BEFORE WE MET
Author: Lucie Whitehouse
Bloomsbury Publishing RRP $27.99
Review: Monique Mulligan
Once I’d read the blurb on the back of Before We Met, I was keen to get stuck into what promised to be a thrilling, keep-you-guessing read … exactly the type of book I love to get my hands on. Give me a taut psychological thriller that I can’t put down and I’m lost within the story until the last page. It’s a pity that sleep and work had to interfere with my reading of Before We Met, because once I’d started, I was reluctant to stop. Unfortunately, when a book lands on your face because you fell asleep reading, it’s a sign that sleep wins!
Hannah and Mark’s whirlwind romance was everything Hannah had hoped love would be … and everything she’d given up on. Moving from affair to affair, she almost gives Mark the flick despite her attraction to him, but there’s something about him she can’t resist. The story opens when the couple are married and making a comfortable life for themselves in London. Finally secure in a relationship, Hannah’s guard is down, so when Mark fails to return home from a business trip to the US, she’s unprepared for the uncertainty this unleashes. His failure to contact her leads her to ask questions, first of the hotel at which he usually stayed, and then of his colleagues and friends. Their responses take her aback. Why do they think Mark’s in Rome? And why has another woman been calling him at work? When Hannah discovers that Mark has added more money to his hefty mortgage and accessed her own savings, she is shocked. What is going on? When Mark returns, apologetic and with ready answers to all of Hannah’s questions, Hannah is appeased, mollified, and determined to stand by her husband’s side. As the situation accelerates, the reader, like Hannah, is caught up in the tension as two brothers point the finger at each other.
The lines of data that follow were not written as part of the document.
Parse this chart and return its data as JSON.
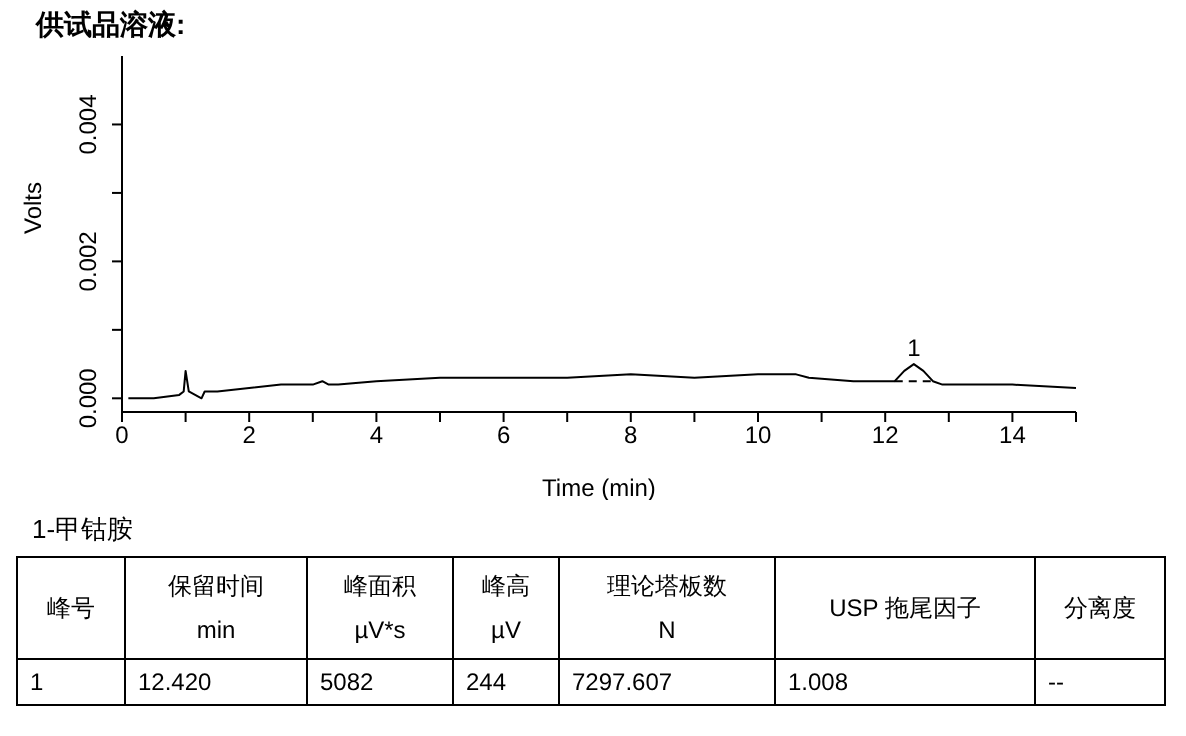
{
  "chart_data": {
    "type": "line",
    "title": "供试品溶液:",
    "xlabel": "Time (min)",
    "ylabel": "Volts",
    "xlim": [
      0,
      15
    ],
    "ylim": [
      -0.0002,
      0.005
    ],
    "xticks": [
      0,
      {
        "value": 1,
        "label": null
      },
      2,
      {
        "value": 3,
        "label": null
      },
      4,
      {
        "value": 5,
        "label": null
      },
      6,
      {
        "value": 7,
        "label": null
      },
      8,
      {
        "value": 9,
        "label": null
      },
      10,
      {
        "value": 11,
        "label": null
      },
      12,
      {
        "value": 13,
        "label": null
      },
      14,
      {
        "value": 15,
        "label": null
      }
    ],
    "yticks": [
      {
        "value": 0,
        "label": "0.000"
      },
      {
        "value": 0.001,
        "label": null
      },
      {
        "value": 0.002,
        "label": "0.002"
      },
      {
        "value": 0.003,
        "label": null
      },
      {
        "value": 0.004,
        "label": "0.004"
      }
    ],
    "grid": false,
    "marker": "none",
    "line_style": "solid",
    "series": [
      {
        "color": "#000000",
        "x": [
          0.1,
          0.5,
          0.9,
          0.97,
          1.0,
          1.05,
          1.15,
          1.25,
          1.3,
          1.5,
          2,
          2.5,
          3,
          3.15,
          3.25,
          3.4,
          4,
          5,
          6,
          7,
          8,
          9,
          10,
          10.6,
          10.8,
          11.5,
          12,
          12.15,
          12.3,
          12.45,
          12.6,
          12.75,
          12.9,
          13.5,
          14,
          15
        ],
        "values": [
          0,
          0,
          5e-05,
          0.0001,
          0.0004,
          0.0001,
          5e-05,
          0,
          0.0001,
          0.0001,
          0.00015,
          0.0002,
          0.0002,
          0.00025,
          0.0002,
          0.0002,
          0.00025,
          0.0003,
          0.0003,
          0.0003,
          0.00035,
          0.0003,
          0.00035,
          0.00035,
          0.0003,
          0.00025,
          0.00025,
          0.00025,
          0.0004,
          0.0005,
          0.0004,
          0.00025,
          0.0002,
          0.0002,
          0.0002,
          0.00015
        ]
      },
      {
        "color": "#000000",
        "line_style": "dashed",
        "x": [
          12.15,
          12.8
        ],
        "values": [
          0.00025,
          0.00025
        ]
      }
    ],
    "annotations": [
      {
        "text": "1",
        "x": 12.45,
        "y": 0.0005
      },
      "1-甲钴胺",
      "峰号",
      "保留时间\nmin",
      "峰面积\nµV*s",
      "峰高\nµV",
      "理论塔板数\nN",
      "USP 拖尾因子",
      "分离度",
      "1",
      "12.420",
      "5082",
      "244",
      "7297.607",
      "1.008",
      "--"
    ]
  }
}
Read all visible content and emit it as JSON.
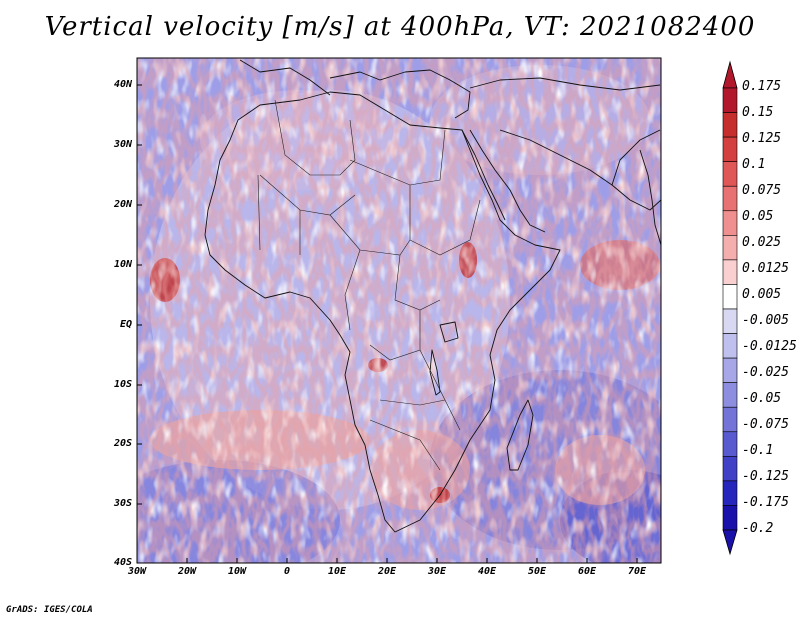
{
  "title": "Vertical velocity [m/s] at 400hPa, VT: 2021082400",
  "credit": "GrADS: IGES/COLA",
  "map": {
    "region": "Africa",
    "lat_range": [
      -40,
      45
    ],
    "lon_range": [
      -30,
      76
    ],
    "lat_ticks": [
      "40N",
      "30N",
      "20N",
      "10N",
      "EQ",
      "10S",
      "20S",
      "30S",
      "40S"
    ],
    "lon_ticks": [
      "30W",
      "20W",
      "10W",
      "0",
      "10E",
      "20E",
      "30E",
      "40E",
      "50E",
      "60E",
      "70E"
    ]
  },
  "colorbar": {
    "labels": [
      "0.175",
      "0.15",
      "0.125",
      "0.1",
      "0.075",
      "0.05",
      "0.025",
      "0.0125",
      "0.005",
      "-0.005",
      "-0.0125",
      "-0.025",
      "-0.05",
      "-0.075",
      "-0.1",
      "-0.125",
      "-0.175",
      "-0.2"
    ],
    "colors": [
      "#b2182b",
      "#c62d2d",
      "#d43f3f",
      "#e05757",
      "#e87272",
      "#ef8f8f",
      "#f5aeae",
      "#f9cfcf",
      "#ffffff",
      "#d8d8f3",
      "#c0c0ee",
      "#a7a7e8",
      "#8e8ee0",
      "#7474d8",
      "#5a5ad0",
      "#4141c8",
      "#2626bd",
      "#1a10aa"
    ]
  }
}
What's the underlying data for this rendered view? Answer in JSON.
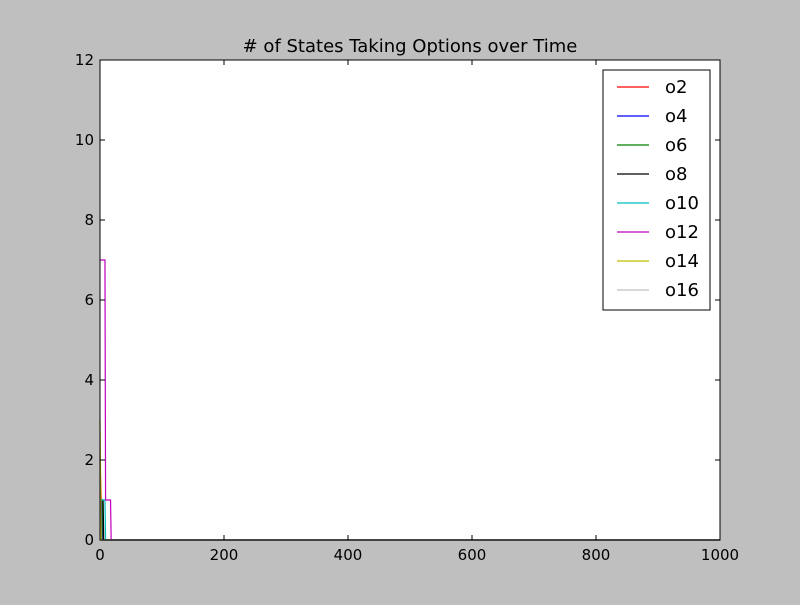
{
  "chart_data": {
    "type": "line",
    "title": "# of States Taking Options over Time",
    "xlabel": "",
    "ylabel": "",
    "xlim": [
      0,
      1000
    ],
    "ylim": [
      0,
      12
    ],
    "x_ticks": [
      "0",
      "200",
      "400",
      "600",
      "800",
      "1000"
    ],
    "y_ticks": [
      "0",
      "2",
      "4",
      "6",
      "8",
      "10",
      "12"
    ],
    "x_tick_values": [
      0,
      200,
      400,
      600,
      800,
      1000
    ],
    "y_tick_values": [
      0,
      2,
      4,
      6,
      8,
      10,
      12
    ],
    "grid": false,
    "legend_position": "top-right",
    "series": [
      {
        "name": "o2",
        "color": "#ff0000",
        "points": [
          [
            0,
            2
          ],
          [
            2,
            1
          ],
          [
            4,
            0
          ],
          [
            1000,
            0
          ]
        ]
      },
      {
        "name": "o4",
        "color": "#0000ff",
        "points": [
          [
            0,
            1
          ],
          [
            3,
            1
          ],
          [
            3,
            0
          ],
          [
            1000,
            0
          ]
        ]
      },
      {
        "name": "o6",
        "color": "#008000",
        "points": [
          [
            0,
            1
          ],
          [
            4,
            1
          ],
          [
            5,
            0
          ],
          [
            1000,
            0
          ]
        ]
      },
      {
        "name": "o8",
        "color": "#000000",
        "points": [
          [
            0,
            1
          ],
          [
            5,
            1
          ],
          [
            6,
            0
          ],
          [
            1000,
            0
          ]
        ]
      },
      {
        "name": "o10",
        "color": "#00bfbf",
        "points": [
          [
            0,
            1
          ],
          [
            8,
            1
          ],
          [
            9,
            0
          ],
          [
            1000,
            0
          ]
        ]
      },
      {
        "name": "o12",
        "color": "#bf00bf",
        "points": [
          [
            0,
            7
          ],
          [
            8,
            7
          ],
          [
            9,
            1
          ],
          [
            17,
            1
          ],
          [
            18,
            0
          ],
          [
            1000,
            0
          ]
        ]
      },
      {
        "name": "o14",
        "color": "#bfbf00",
        "points": [
          [
            0,
            3
          ],
          [
            2,
            0
          ],
          [
            1000,
            0
          ]
        ]
      },
      {
        "name": "o16",
        "color": "#bfbfbf",
        "points": [
          [
            0,
            0
          ],
          [
            1000,
            0
          ]
        ]
      }
    ]
  }
}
Whitehouse skilfully creates a tense environment as a confused woman tries to come to terms with the news that her husband has kept not one, but a number of secrets from her, and then has to decide whether his reasons are acceptable. Hannah, and the reader, asks, “Who is Mark protecting? Himself? Or Hannah?” While Mark’s answers appear reasonable, an atmosphere of unease lingers and the suspicion never quite fades. Doubt pervades the story as things look like they add up, but you just can’t put your finger on why the equation is wrong. None of us really know who our partners were before we met, and most of us will have experienced a moment (or more) when trust is called into question; Whitehouse plays on our fears, whether buried or not, using them to her advantage to create distrust as we read.
Before We Met has been compared to Gone Girl by a number of reviewers. I’ve read Gone Girl (I thought it was well done) and the comparison is valid so far as both plots centre on a relationship in which one, or both, partners are not who they seem. That’s about it. The narrative of Before We Met is significantly different. Where Gone Girl tells its story through the voices of both partners, leaving readers wondering which (if any) is reliable, Before We Met is told only through Hannah’s perspective and there’s really nothing to suggest that she’s an unreliable narrator. Rather, she’s a woman who has slowly let down her guard, only for the barriers to be triggered, lowered, and then left hanging in the wind. My own theory about what was going on was ultimately proven correct, and the tension didn’t reach hold-your-breath, stomach-twisting levels, but I was pleased with the way it was all tied together.
I enjoyed this book and would be happy to read more from Whitehouse. If you’ve read The Husband’s Secret by Liane Moriarty, or you enjoy psychological suspense, give this one a go.
Available from good bookstores and Bloomsbury. My copy was courtesy of Bloomsbury.
Bookish treat: If I told you what I ate while reading this book, I’d have to … oh fine, it was potato chips.